Method of reducing dislocations of the cervical vertebræ by manipulation. (Lejars.)

In most cases it is impossible from the exterior to estimate either the damage to the cord or the amount of fluid outpour until the spinal canal be opened. If there be complete loss of reflexes, with absolute insensibility and motor paralysis, then complete transverse destruction of the cord may be inferred. In these instances it may be decided not to operate. On the other hand it may be felt that unless the damage appear irremediable an open operation for inspection and relief should be performed at the earliest possible moment, since pressure on the cord allowed to persist even for a few hours causes damage for which there is no compensation. These cases may then be viewed in this light—if left to themselves they are almost hopeless. It therefore is a question simply of what can be accomplished by operation. On one hand the patient’s condition may be materially improved; on the other it is scarcely possible to make him worse. The dangers of such operations inhere especially in the anesthetic and in the possible introduction of sepsis; not that the operation itself cannot be properly conducted, but that it is often difficult to keep these cases free from contamination during the subsequent course of events. To operate through bruised or infected skin would probably be fatal. These operations, then, are begun as explorations intended to reveal deep conditions. When one has freed the spinal cord from pressure and has removed the products of hemorrhage he has done nearly all that can be accomplished in such a case.

Until recently it has been supposed that complete transverse division or crushing of the cord was necessarily hopeless and fatal. As previously mentioned, Estes, Harte, and Fowler have reported instances of complete division of the cord, with subsequent approximation by suture and with at least partial restoration of function, that have lent an element of hope to cases previously regarded as hopeless.

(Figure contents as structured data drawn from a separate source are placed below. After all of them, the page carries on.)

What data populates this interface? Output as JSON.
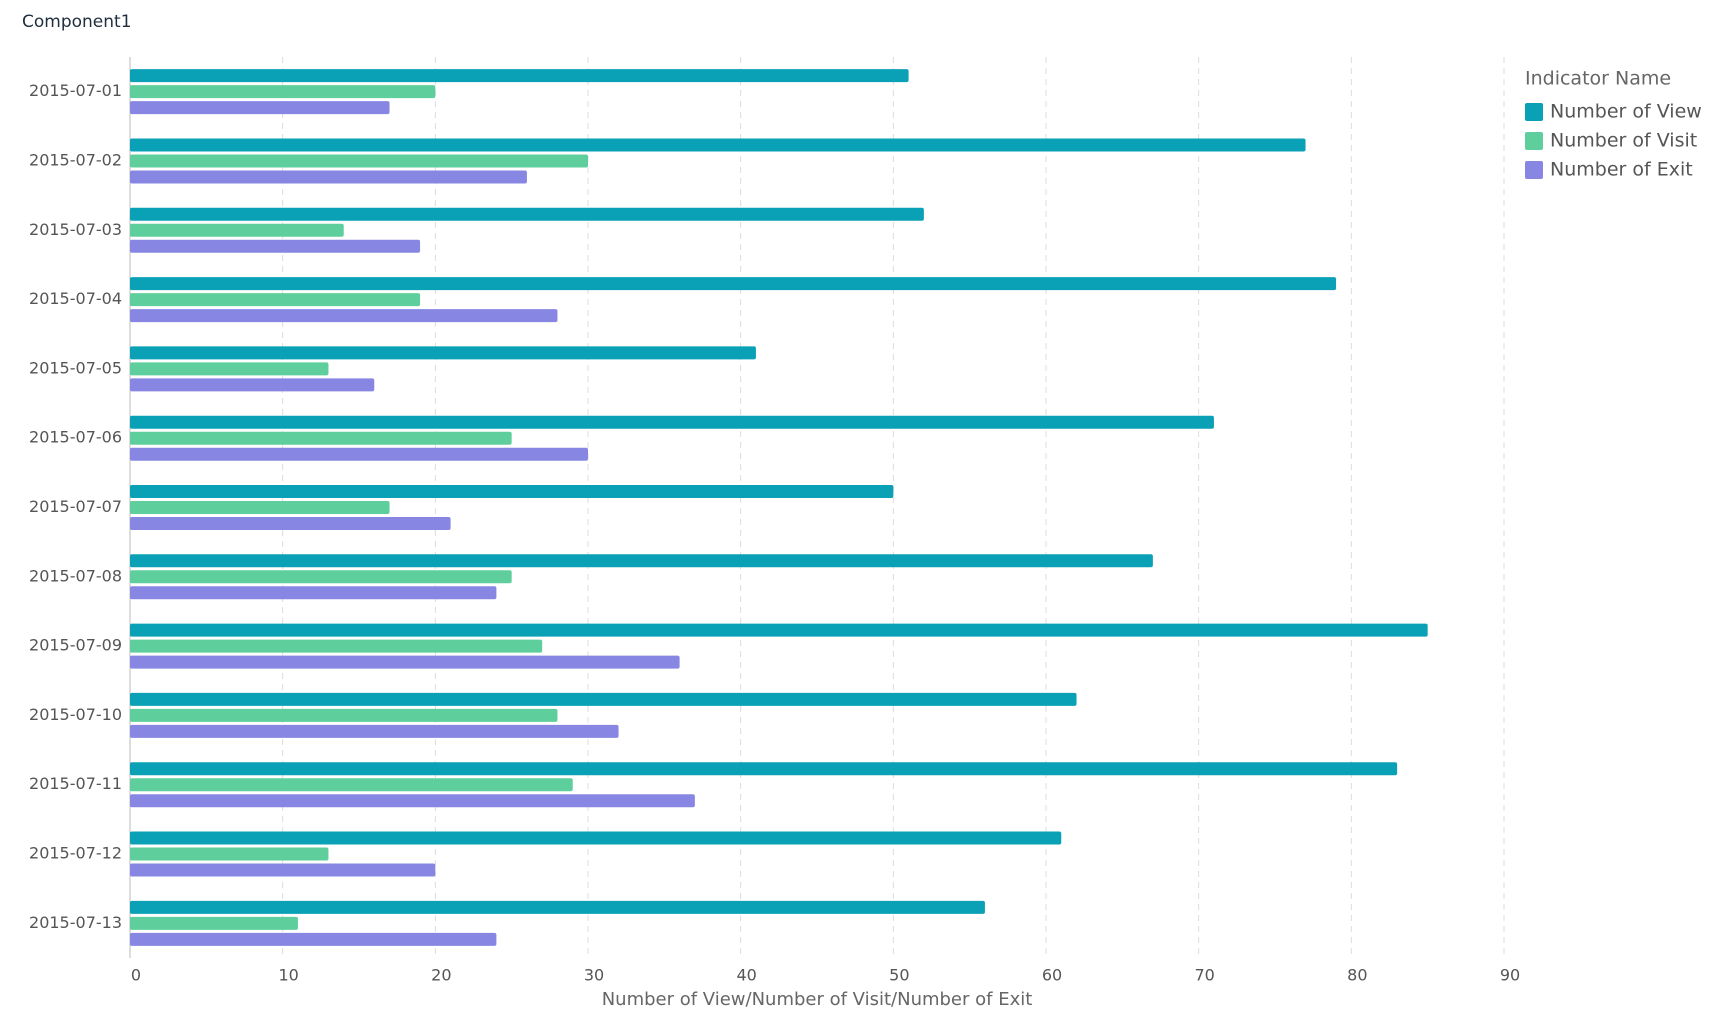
{
  "chart_data": {
    "type": "hbar",
    "title": "Component1",
    "x_label": "Number of View/Number of Visit/Number of Exit",
    "legend_title": "Indicator Name",
    "categories": [
      "2015-07-01",
      "2015-07-02",
      "2015-07-03",
      "2015-07-04",
      "2015-07-05",
      "2015-07-06",
      "2015-07-07",
      "2015-07-08",
      "2015-07-09",
      "2015-07-10",
      "2015-07-11",
      "2015-07-12",
      "2015-07-13"
    ],
    "series": [
      {
        "name": "Number of View",
        "color": "#0aa0b5",
        "values": [
          51,
          77,
          52,
          79,
          41,
          71,
          50,
          67,
          85,
          62,
          83,
          61,
          56
        ]
      },
      {
        "name": "Number of Visit",
        "color": "#5ecf9c",
        "values": [
          20,
          30,
          14,
          19,
          13,
          25,
          17,
          25,
          27,
          28,
          29,
          13,
          11
        ]
      },
      {
        "name": "Number of Exit",
        "color": "#8787e3",
        "values": [
          17,
          26,
          19,
          28,
          16,
          30,
          21,
          24,
          36,
          32,
          37,
          20,
          24
        ]
      }
    ],
    "xlim": [
      0,
      90
    ],
    "xticks": [
      0,
      10,
      20,
      30,
      40,
      50,
      60,
      70,
      80,
      90
    ],
    "grid": true,
    "legend": "top-right"
  }
}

For my own part, although I regard these cases as discouraging, I do not feel like withholding from patients the only possibility of improvement which can be offered them, but I am more and more impressed with the necessity for prompt intervention if this benefit is to be obtained. To wait a few days, then, until it has been made evident that nothing can be done, save by operation, or until a tardy consent is obtained, is to rob the patient of the hope which it may afford. The operative treatment should be begun immediately after the diagnosis is made, providing that this be promptly done. Delay is more than inexpedient—it is absolutely dangerous. As Burrell has pointed out it is scarcely fair to decide upon a course of treatment from a study of statistics alone, as lesions vary within widest limits, as do also results of individual operators. Let each case, then, be decided upon its merits, but let whatever is done be done promptly. If there be excuse for delay it is in those cases where paralysis is incomplete and where the cord apparently has not been seriously compromised. But these would afford the most promising results after operation.

The operation itself will be described at the conclusion of this section, and in connection with other operations practised for exposure of the cord when involved in other lesions.

HEMATORRHACHIS AND HEMATOMYELIA (INTRASPINAL HEMORRHAGES).

These occur, as do hemorrhages within the cranial cavity, with or without serious other lesions of the investing structures. They are expressions, of course, of transmitted violence, depending so far as known essentially upon injury, whether the hemorrhage occurs within the central canal of the cord, within its structure, or within the subdural or even extradural spaces. Everywhere within these regions bloodvessels abound, from which may occur sufficient outpour of blood to make pressure upon the cord to a degree producing complete paralysis. The duration of time between reception of injury and the occurrence of diagnostic paralysis will be to some degree a measure of the rapidity of such outpour, while a study of the paralyses themselves will permit of localizing the injury. The symptoms consist mainly of pain in the spine radiating to some distance, often referred to the distribution of the nerves most involved. This pain is often associated with muscular spasm, while paralysis may be a very early or somewhat tardy symptom.

Treatment.

—Once the fact of pressure upon the cord is established these cases come under practically the same rule as above. While there is a possibility that a moderate amount of bloody outpour might be absorbed there is nearly as much danger of its organization and of permanent involvement of the cord. In fact there is more reason for operating in cases of spinal hemorrhage than in cases of fracture, since it may be possible to thereby accomplish more.